BEIJING, June 21 (Reuters) -The European Union could trigger a 'trade war' if it continues to escalate tensions, China's commerce ministry said on Friday, accusing the bloc of foul play during its eight-month anti-subsidy probe into Chinese electric vehicles.

Last week, the European Commission proposed tariffs of up to 38.1% on electric vehicle imports from China despite Beijing's protest, plunging trade ties to a new low and risking punitive retaliatory action.

"The European side continues to escalate trade frictions and could trigger a 'trade war'," a statement attributed to the commerce ministry's spokesperson said. "The responsibility lies entirely with the European side."

The statement was published about an hour before the arrival of German Economy Minister Robert Habeck in Beijing, where he is expected to explain the recent tariff announcement and try to allay the risk of retaliation from China that could harm German businesses.

Chinese automakers on Tuesday urged Beijing to hit back by hiking tariffs on European gasoline-powered imported cars with large-engines.

German carmakers would be the most exposed to any counter moves from China, as almost a third of their sales came from the $18.6 trillion economy last year.

EU car exports to China were worth 19.4 billion euros ($20.8 billion) in 2023, while the bloc bought 9.7 billion euros of electric vehicles from China, according to EU statistics agency figures.

"It seems probable that Beijing will raise tariffs up to 25% for Europe-made cars with 2.5 or above litre engines," said Jacob Gunter, lead analyst at MERICS, a Berlin-based China studies institute.

"First, it will show domestic audiences that the government is aiming right back at the automotive trade in response to the EU tariffs.
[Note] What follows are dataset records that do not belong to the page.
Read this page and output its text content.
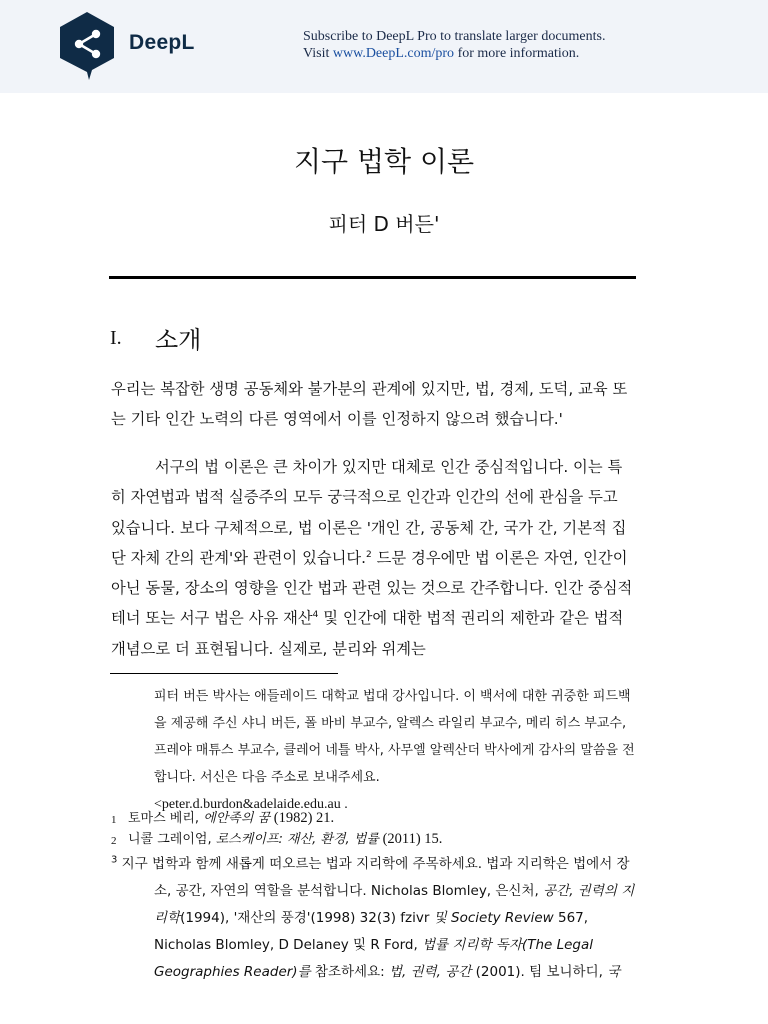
DeepL	Subscribe to DeepL Pro to translate larger documents.
Visit www.DeepL.com/pro for more information.
지구 법학 이론
피터 D 버든'
I. 소개
우리는 복잡한 생명 공동체와 불가분의 관계에 있지만, 법, 경제, 도덕, 교육 또는 기타 인간 노력의 다른 영역에서 이를 인정하지 않으려 했습니다.'
서구의 법 이론은 큰 차이가 있지만 대체로 인간 중심적입니다. 이는 특히 자연법과 법적 실증주의 모두 궁극적으로 인간과 인간의 선에 관심을 두고 있습니다. 보다 구체적으로, 법 이론은 '개인 간, 공동체 간, 국가 간, 기본적 집단 자체 간의 관계'와 관련이 있습니다.$^2$ 드문 경우에만 법 이론은 자연, 인간이 아닌 동물, 장소의 영향을 인간 법과 관련 있는 것으로 간주합니다. 인간 중심적 테너 또는 서구 법은 사유 재산$^4$ 및 인간에 대한 법적 권리의 제한과 같은 법적 개념으로 더 표현됩니다. 실제로, 분리와 위계는
피터 버든 박사는 애들레이드 대학교 법대 강사입니다. 이 백서에 대한 귀중한 피드백을 제공해 주신 샤니 버든, 폴 바비 부교수, 알렉스 라일리 부교수, 메리 히스 부교수, 프레야 매튜스 부교수, 클레어 네틀 박사, 사무엘 알렉산더 박사에게 감사의 말씀을 전합니다. 서신은 다음 주소로 보내주세요.
<peter.d.burdon&adelaide.edu.au .
1 토마스 베리, 에안족의 꿈 (1982) 21.
2 니콜 그레이엄, 로스케이프: 재산, 환경, 법률 (2011) 15.
$^3$ 지구 법학과 함께 새롭게 떠오르는 법과 지리학에 주목하세요. 법과 지리학은 법에서 장소, 공간, 자연의 역할을 분석합니다. Nicholas Blomley, 은신처, 공간, 권력의 지리학(1994), '재산의 풍경'(1998) 32(3) fzivr 및 Society Review 567, Nicholas Blomley, D Delaney 및 R Ford, 법률 지리학 독자(The Legal Geographies Reader)를 참조하세요: 법, 권력, 공간 (2001). 팀 보니하디, 국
Second, it will create a sense of urgency for mostly German automakers to work hard to see them undone through lobbying at home," he added.
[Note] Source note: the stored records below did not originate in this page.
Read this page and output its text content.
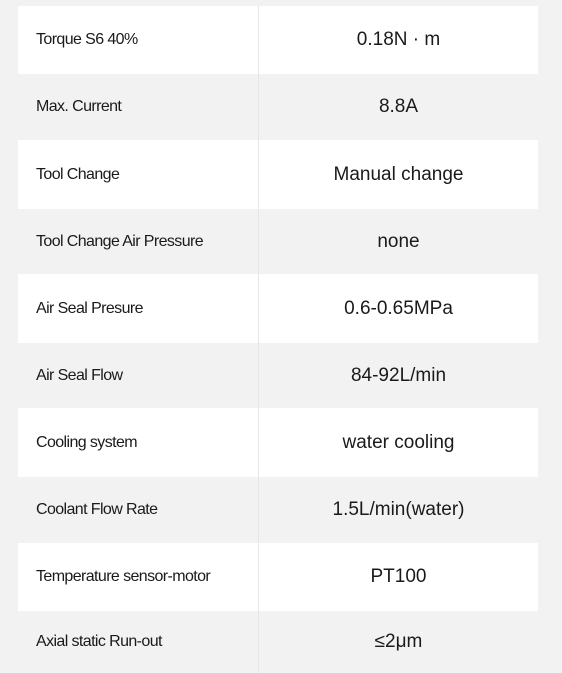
Torque S6 40%	0.18N · m
Max. Current	8.8A
Tool Change	Manual change
Tool Change Air Pressure	none
Air Seal Presure	0.6-0.65MPa
Air Seal Flow	84-92L/min
Cooling system	water cooling
Coolant Flow Rate	1.5L/min(water)
Temperature sensor-motor	PT100
Axial static Run-out	≤2μm
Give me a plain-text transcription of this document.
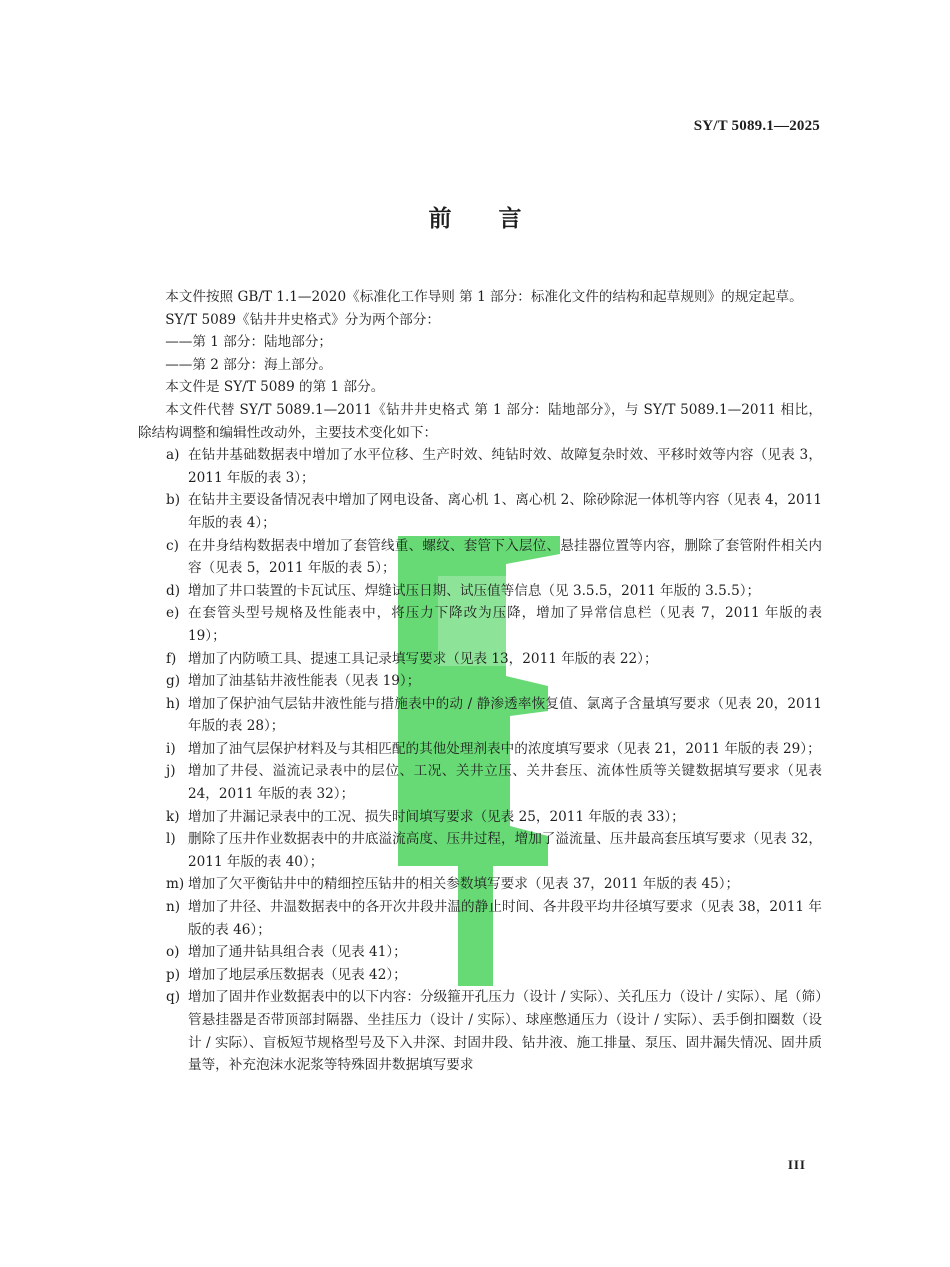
SY/T 5089.1—2025
前 言

本文件按照 GB/T 1.1—2020《标准化工作导则 第 1 部分：标准化文件的结构和起草规则》的规定起草。

SY/T 5089《钻井井史格式》分为两个部分：

——第 1 部分：陆地部分；

——第 2 部分：海上部分。

本文件是 SY/T 5089 的第 1 部分。

本文件代替 SY/T 5089.1—2011《钻井井史格式 第 1 部分：陆地部分》，与 SY/T 5089.1—2011 相比，除结构调整和编辑性改动外，主要技术变化如下：

a) 在钻井基础数据表中增加了水平位移、生产时效、纯钻时效、故障复杂时效、平移时效等内容（见表 3，2011 年版的表 3）；
b) 在钻井主要设备情况表中增加了网电设备、离心机 1、离心机 2、除砂除泥一体机等内容（见表 4，2011 年版的表 4）；
c) 在井身结构数据表中增加了套管线重、螺纹、套管下入层位、悬挂器位置等内容，删除了套管附件相关内容（见表 5，2011 年版的表 5）；
d) 增加了井口装置的卡瓦试压、焊缝试压日期、试压值等信息（见 3.5.5，2011 年版的 3.5.5）；
e) 在套管头型号规格及性能表中，将压力下降改为压降，增加了异常信息栏（见表 7，2011 年版的表 19）；
f) 增加了内防喷工具、提速工具记录填写要求（见表 13，2011 年版的表 22）；
g) 增加了油基钻井液性能表（见表 19）；
h) 增加了保护油气层钻井液性能与措施表中的动 / 静渗透率恢复值、氯离子含量填写要求（见表 20，2011 年版的表 28）；
i) 增加了油气层保护材料及与其相匹配的其他处理剂表中的浓度填写要求（见表 21，2011 年版的表 29）；
j) 增加了井侵、溢流记录表中的层位、工况、关井立压、关井套压、流体性质等关键数据填写要求（见表 24，2011 年版的表 32）；
k) 增加了井漏记录表中的工况、损失时间填写要求（见表 25，2011 年版的表 33）；
l) 删除了压井作业数据表中的井底溢流高度、压井过程，增加了溢流量、压井最高套压填写要求（见表 32，2011 年版的表 40）；
m) 增加了欠平衡钻井中的精细控压钻井的相关参数填写要求（见表 37，2011 年版的表 45）；
n) 增加了井径、井温数据表中的各开次井段井温的静止时间、各井段平均井径填写要求（见表 38，2011 年版的表 46）；
o) 增加了通井钻具组合表（见表 41）；
p) 增加了地层承压数据表（见表 42）；
q) 增加了固井作业数据表中的以下内容：分级箍开孔压力（设计 / 实际）、关孔压力（设计 / 实际）、尾（筛）管悬挂器是否带顶部封隔器、坐挂压力（设计 / 实际）、球座憋通压力（设计 / 实际）、丢手倒扣圈数（设计 / 实际）、盲板短节规格型号及下入井深、封固井段、钻井液、施工排量、泵压、固井漏失情况、固井质量等，补充泡沫水泥浆等特殊固井数据填写要求
III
EU trade policy is turning increasingly protective due to concerns China's production-focused, debt-driven development model could see it flooded with cheap goods as Chinese firms look to boost sales overseas due to weak demand at home.

But China decries accusations its firms benefit from unfair subsidies or that it has an overcapacity problem, and argues its rise in the global EV industry, as well as in solar panels and batteries, is driven by innovation and complete supply chains.
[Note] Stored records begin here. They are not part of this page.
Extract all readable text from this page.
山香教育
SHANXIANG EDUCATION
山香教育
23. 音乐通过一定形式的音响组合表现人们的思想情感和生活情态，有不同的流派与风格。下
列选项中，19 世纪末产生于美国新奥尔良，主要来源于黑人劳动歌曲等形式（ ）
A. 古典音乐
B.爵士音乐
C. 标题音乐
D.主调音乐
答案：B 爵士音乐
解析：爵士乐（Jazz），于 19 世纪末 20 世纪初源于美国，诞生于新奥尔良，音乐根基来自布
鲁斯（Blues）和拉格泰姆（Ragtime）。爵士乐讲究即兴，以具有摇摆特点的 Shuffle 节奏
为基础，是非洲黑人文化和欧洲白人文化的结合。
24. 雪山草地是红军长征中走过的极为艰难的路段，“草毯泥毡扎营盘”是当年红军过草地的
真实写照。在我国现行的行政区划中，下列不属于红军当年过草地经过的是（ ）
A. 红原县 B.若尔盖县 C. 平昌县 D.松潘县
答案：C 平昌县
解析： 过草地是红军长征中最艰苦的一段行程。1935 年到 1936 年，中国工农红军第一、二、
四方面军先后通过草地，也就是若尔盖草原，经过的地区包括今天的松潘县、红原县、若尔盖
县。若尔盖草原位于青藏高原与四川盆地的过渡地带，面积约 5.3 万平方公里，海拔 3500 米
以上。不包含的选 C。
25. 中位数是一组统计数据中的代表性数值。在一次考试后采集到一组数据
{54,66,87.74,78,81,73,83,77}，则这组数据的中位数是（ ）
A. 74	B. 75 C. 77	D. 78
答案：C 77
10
"When European Commission President Von der Leyen announced she would investigate China's new energy vehicles... I had an intuitive feeling it was not only an economic issue, but also a geopolitical issue," said Zhang Yansheng, chief research fellow, China Center for International Economic Exchanges.

"Personally, I think it is unfair to start a tariff war by only taking into consideration the capacity utilisation rate and insufficient demand," he added.

In its statement, the commerce ministry said it believed Brussels had not played by the rules. It accused Brussels of improperly using the "countervailing duties investigation tool", failing to comply with World Trade Organization rules by independently initiating its EV probe, and "intimidating and coercing" Chinese firms to hand over information.

Beijing has launched an anti-dumping investigation into EU pork imports, which the commerce ministry says was prompted by a complaint submitted by the China Animal Husbandry Association.

On Thursday, He Yadong, commerce ministry spokesperson, said the Commission had "mandatorily required" Chinese automakers hand over an unprecedented amount of information and "more than what is required for a countervailing duties investigation", when asked by Chinese state radio whether the EU had sought to spy on China's EV industry.